Stacks of paper, scattered PDFs, endless email attachments — Paperless-ngx tames the chaos:
- OCR everything — Extract text from scans, photos, and PDFs.
- Auto-classify — Rules assign tags, correspondents, and types automatically.
- Full-text search — Find any document by its content in seconds.
- Email ingestion — Automatically import email attachments.
- Web UI — Modern, responsive dashboard with previews.
Prerequisites
- Docker with docker-compose.
- At least 1 GB RAM (Tesseract OCR is RAM-hungry).

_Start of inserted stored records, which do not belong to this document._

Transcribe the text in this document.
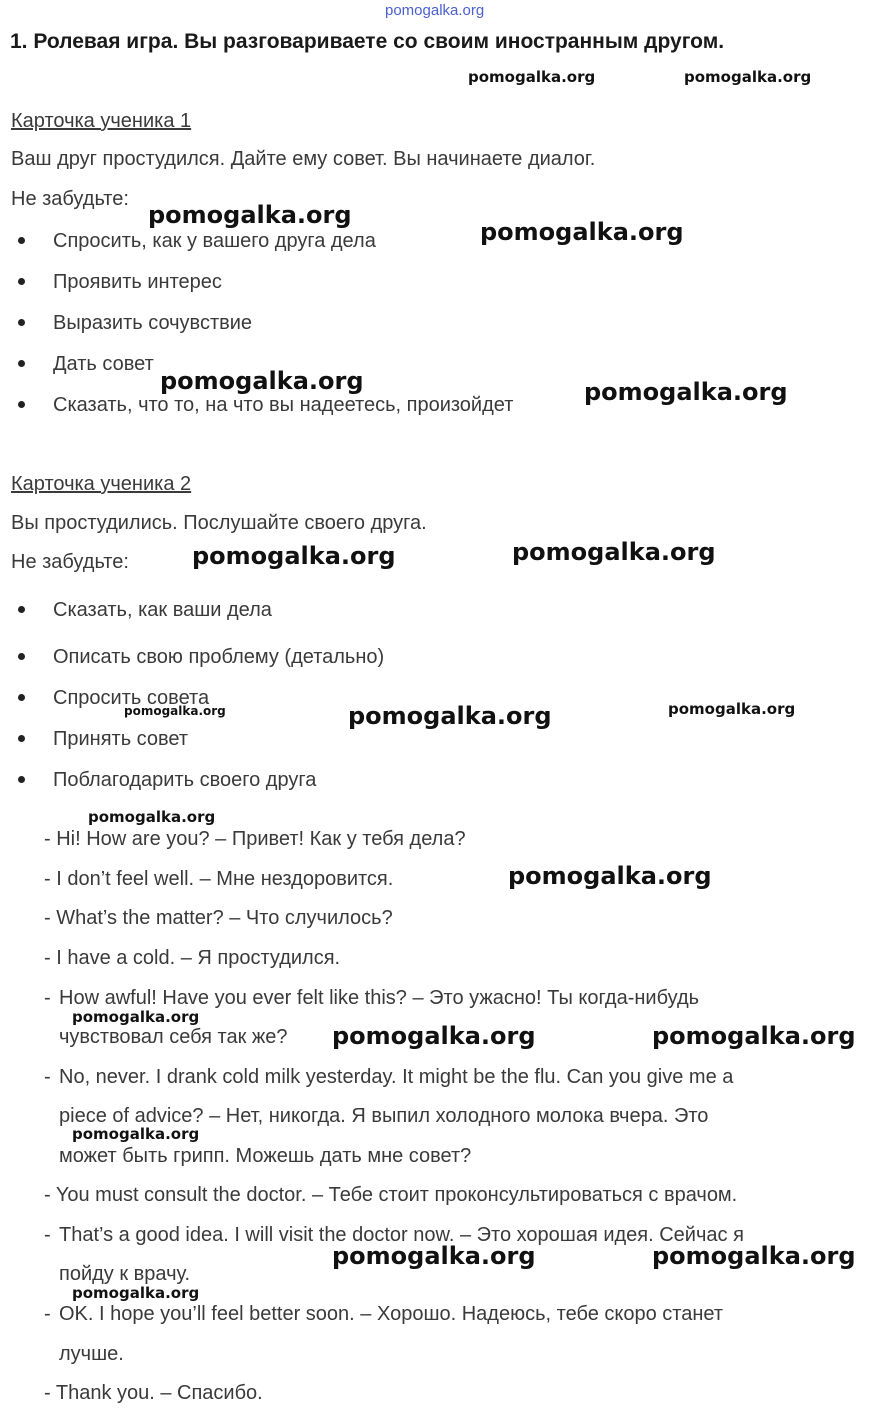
pomogalka.org
1. Ролевая игра. Вы разговариваете со своим иностранным другом.
Карточка ученика 1
Ваш друг простудился. Дайте ему совет. Вы начинаете диалог.
Не забудьте:
Спросить, как у вашего друга дела
Проявить интерес
Выразить сочувствие
Дать совет
Сказать, что то, на что вы надеетесь, произойдет
Карточка ученика 2
Вы простудились. Послушайте своего друга.
Не забудьте:
Сказать, как ваши дела
Описать свою проблему (детально)
Спросить совета
Принять совет
Поблагодарить своего друга
- Hi! How are you? – Привет! Как у тебя дела?
- I don’t feel well. – Мне нездоровится.
- What’s the matter? – Что случилось?
- I have a cold. – Я простудился.
- How awful! Have you ever felt like this? – Это ужасно! Ты когда-нибудь
чувствовал себя так же?
- No, never. I drank cold milk yesterday. It might be the flu. Can you give me a
piece of advice? – Нет, никогда. Я выпил холодного молока вчера. Это
может быть грипп. Можешь дать мне совет?
- You must consult the doctor. – Тебе стоит проконсультироваться с врачом.
- That’s a good idea. I will visit the doctor now. – Это хорошая идея. Сейчас я
пойду к врачу.
- OK. I hope you’ll feel better soon. – Хорошо. Надеюсь, тебе скоро станет
лучше.
- Thank you. – Спасибо.
pomogalka.org	pomogalka.org
pomogalka.org
pomogalka.org
pomogalka.org	pomogalka.org
pomogalka.org	pomogalka.org
pomogalka.org	pomogalka.org	pomogalka.org
pomogalka.org
pomogalka.org
pomogalka.org
pomogalka.org	pomogalka.org
pomogalka.org
pomogalka.org	pomogalka.org
pomogalka.org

- Storage space for your documents.
Step 1: Deploy with Docker Compose
# docker-compose.yml
version: "3"
services:
paperless-redis:
image: redis:7
restart: always
paperless-db:
image: postgres:16
environment:
POSTGRES_DB: paperless
POSTGRES_USER: paperless
POSTGRES_PASSWORD: changeme
volumes:
- pgdata:/var/lib/postgresql/data
restart: always
paperless:
image: ghcr.io/paperless-ngx/paperless-ngx:latest
depends_on:
- paperless-redis
- paperless-db
ports:
- "8000:8000"
environment:
PAPERLESS_REDIS: redis://paperless-redis:6379
PAPERLESS_DBHOST: paperless-db
PAPERLESS_ADMIN_USER: admin
PAPERLESS_ADMIN_PASSWORD: changeme
PAPERLESS_OCR_LANGUAGE: eng+spa
volumes:
- ./data:/usr/src/paperless/data
- ./media:/usr/src/paperless/media
- ./consume:/usr/src/paperless/consume
restart: always
volumes:
pgdata:
docker compose up -d
Access at http://your-server:8000.
Step 2: Consumption Workflow
Drop files into the consume/ directory:
cp invoice-2026-02.pdf /path/to/consume/
Paperless automatically:
- Detects the new file.
- Runs OCR (Tesseract) to extract text.
- Applies matching rules to assign tags/correspondent/type.

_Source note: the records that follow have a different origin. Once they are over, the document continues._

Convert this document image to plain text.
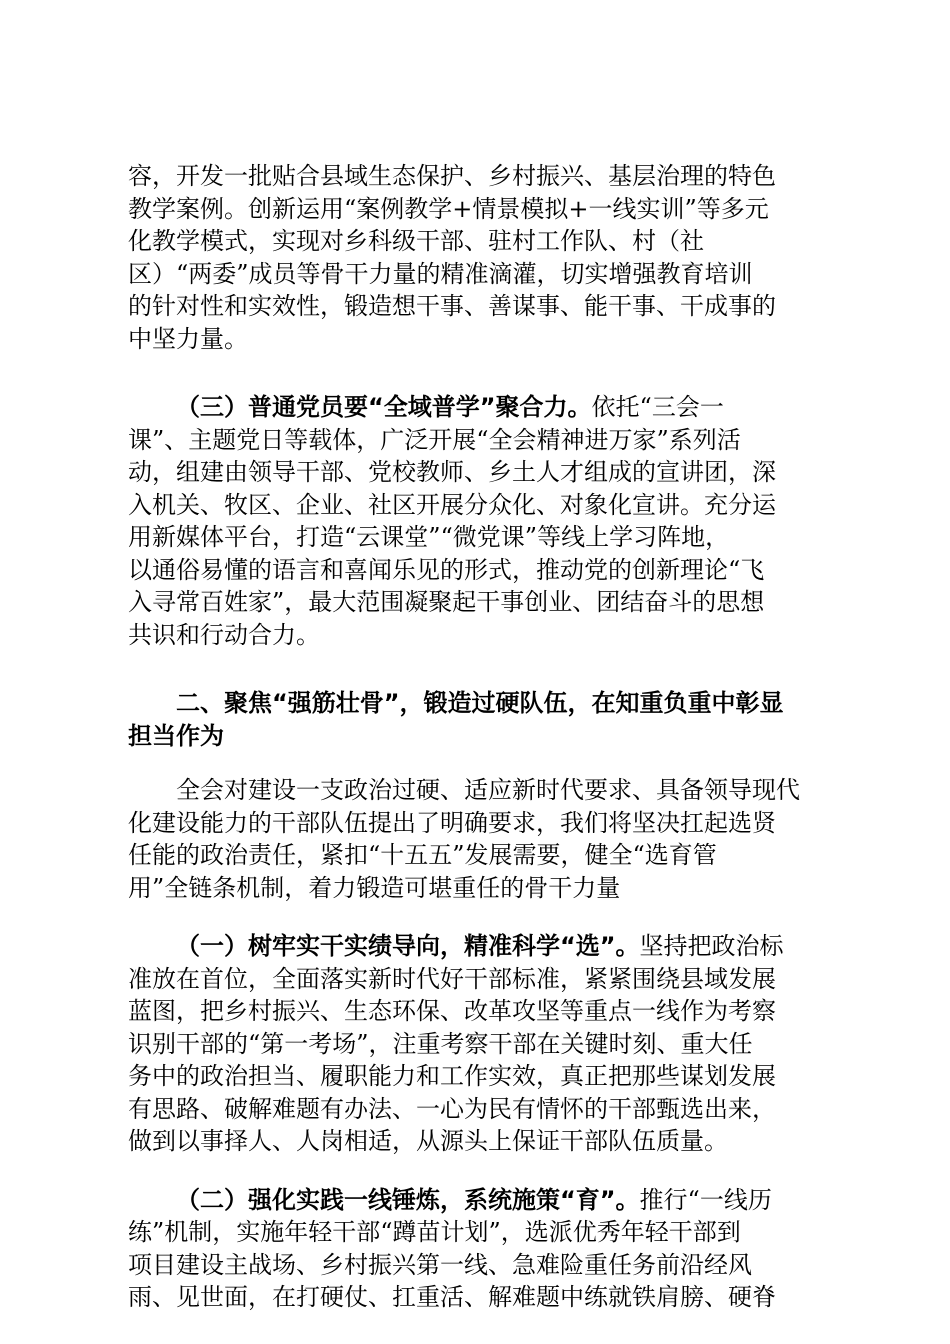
容，开发一批贴合县域生态保护、乡村振兴、基层治理的特色
教学案例。创新运用“案例教学+情景模拟+一线实训”等多元
化教学模式，实现对乡科级干部、驻村工作队、村（社
区）“两委”成员等骨干力量的精准滴灌，切实增强教育培训
的针对性和实效性，锻造想干事、善谋事、能干事、干成事的
中坚力量。
  （三）普通党员要“全域普学”聚合力。依托“三会一
课”、主题党日等载体，广泛开展“全会精神进万家”系列活
动，组建由领导干部、党校教师、乡土人才组成的宣讲团，深
入机关、牧区、企业、社区开展分众化、对象化宣讲。充分运
用新媒体平台，打造“云课堂”“微党课”等线上学习阵地，
以通俗易懂的语言和喜闻乐见的形式，推动党的创新理论“飞
入寻常百姓家”，最大范围凝聚起干事创业、团结奋斗的思想
共识和行动合力。
  二、聚焦“强筋壮骨”，锻造过硬队伍，在知重负重中彰显
担当作为
  全会对建设一支政治过硬、适应新时代要求、具备领导现代
化建设能力的干部队伍提出了明确要求，我们将坚决扛起选贤
任能的政治责任，紧扣“十五五”发展需要，健全“选育管
用”全链条机制，着力锻造可堪重任的骨干力量
  （一）树牢实干实绩导向，精准科学“选”。坚持把政治标
准放在首位，全面落实新时代好干部标准，紧紧围绕县域发展
蓝图，把乡村振兴、生态环保、改革攻坚等重点一线作为考察
识别干部的“第一考场”，注重考察干部在关键时刻、重大任
务中的政治担当、履职能力和工作实效，真正把那些谋划发展
有思路、破解难题有办法、一心为民有情怀的干部甄选出来，
做到以事择人、人岗相适，从源头上保证干部队伍质量。
  （二）强化实践一线锤炼，系统施策“育”。推行“一线历
练”机制，实施年轻干部“蹲苗计划”，选派优秀年轻干部到
项目建设主战场、乡村振兴第一线、急难险重任务前沿经风
雨、见世面，在打硬仗、扛重活、解难题中练就铁肩膀、硬脊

- Stores the original and creates a searchable archive version.
Step 3: Auto-Tagging Rules
| Rule Type | Example | Use Case |
|---|---|---|
| Tag | Contains “electricity” → tag “Utilities” | Categorize by topic |
| Correspondent | Contains “Telmex” → correspondent “Telmex” | Identify sender |
| Document Type | Contains “factura” → type “Invoice” | Classify document kind |
| Storage Path | Year/Correspondent/ | Organize filesystem |
Step 4: Email Ingestion
# Add to docker-compose environment
PAPERLESS_EMAIL_HOST: imap.gmail.com
PAPERLESS_EMAIL_PORT: 993
PAPERLESS_EMAIL_USERNAME: docs@example.com
PAPERLESS_EMAIL_PASSWORD: app-password
PAPERLESS_EMAIL_INBOX: INBOX
Paperless checks for new emails with attachments and ingests them automatically.
Troubleshooting
| Problem | Solution |
|---|---|
| OCR produces garbage text | Install the correct language pack: PAPERLESS_OCR_LANGUAGE: eng+spa+deu |
| Document stuck in “Processing” | Check container logs: docker compose logs paperless; usually a Tesseract crash on corrupt files |
| Duplicate documents detected | Paperless has built-in duplicate detection via content hash — this is expected behavior |
| Search returns no results | Rebuild the search index: docker compose exec paperless document_index reindex |
| Email ingestion not working | Test IMAP credentials manually; ensure “Less secure apps” or app-specific password is configured |
Summary
- Drop files into a folder — Paperless handles OCR and classification.
- Matching rules auto-tag documents by content, saving manual work.
- Full-text search finds any document in seconds.
- Email ingestion automates document input.